Identificada a cobrança indevida, o consumidor pode exigir a correção do valor, a baixa de eventual negativação e a restituição em dobro do montante pago a maior. Quando a conduta envolve assédio ou exposição, soma-se o pedido de reparação por danos morais, cuja fixação observa a gravidade do comportamento e a repercussão sofrida.
Em casos de inscrição indevida em cadastro de proteção ao crédito, a jurisprudência admite a presunção de dano, dispensando a prova de prejuízo concreto, salvo quando já existe anotação legítima preexistente. A leitura cuidadosa do contrato e das cláusulas de reajuste também é decisiva para separar a cobrança contratualmente prevista daquela que extrapola o pactuado.
Perguntas Frequentes
Quando a devolução em dobro é cabível na cobrança abusiva?
A devolução em dobro incide quando o consumidor paga quantia indevida ou superior à contratada, conforme o parágrafo único do artigo 42 do Código de Defesa do Consumidor. Pelo entendimento atual do Superior Tribunal de Justiça, basta a culpa do fornecedor, sem necessidade de provar má-fé. A restituição só é afastada se a empresa comprovar engano justificável, ou seja, erro escusável e devidamente demonstrado.
Toda cobrança constrangedora gera direito a indenização?

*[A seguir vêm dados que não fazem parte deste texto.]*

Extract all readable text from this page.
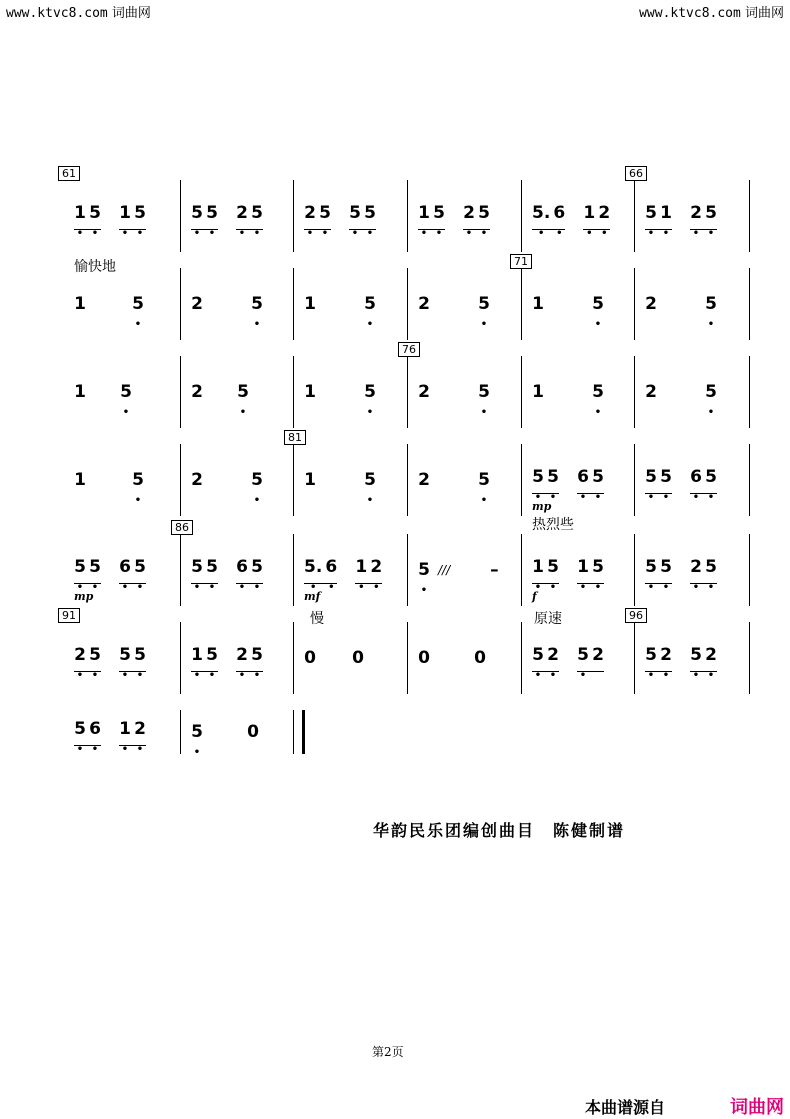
www.ktvc8.com 词曲网	www.ktvc8.com 词曲网
61
1
•
5
•
1
•
5
•
5
•
5
•
2
•
5
•
2
•
5
•
5
•
5
•
1
•
5
•
2
•
5
•
5.
•
6
•
1
•
2
•
66
5
•
1
•
2
•
5
•
愉快地
1	5
•
2	5
•
1	5
•
2	5
•
71
1	5
•
2	5
•
1 5
•
2 5
•
1	5
•
76
2	5
•
1	5
•
2	5
•
1	5
•
2	5
•
81
1	5
•
2	5
•
5
•
5
•
mp
6
•
5
•
5
•
5
•
6
•
5
•
5
•
5
•
mp
6
•
5
•
86
5
•
5
•
6
•
5
•
5.
•
6
•
mf
1
•
2
•
5
•
/// –
热烈些
1
•
5
•
f
1
•
5
•
5
•
5
•
2
•
5
•
91
2
•
5
•
5
•
5
•
1
•
5
•
2
•
5
•
慢
0 0	0	0
原速
5
•
2
•
5
•
2
96
5
•
2
•
5
•
2
•
5
•
6
•
1
•
2
•
5
•
0
华韵民乐团编创曲目　陈健制谱
第2页
本曲谱源自	词曲网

Não de forma automática. A simples cobrança ou ligação de regularização não configura, por si só, dano moral. A reparação surge quando há exposição do consumidor a ridículo, ameaça, contato com terceiros ou assédio reiterado. A análise considera a intensidade e a repercussão do constrangimento, avaliadas caso a caso pelo Judiciário.
Como o consumidor pode comprovar que a cobrança foi abusiva?
O consumidor deve reunir contratos, faturas, comprovantes de pagamento, gravações, mensagens e o registro de ligações recebidas. Esse conjunto documenta tanto o valor indevido quanto o comportamento do fornecedor. Reclamações formais junto à empresa e a órgãos de defesa do consumidor fortalecem a prova e demonstram a tentativa prévia de resolução do impasse.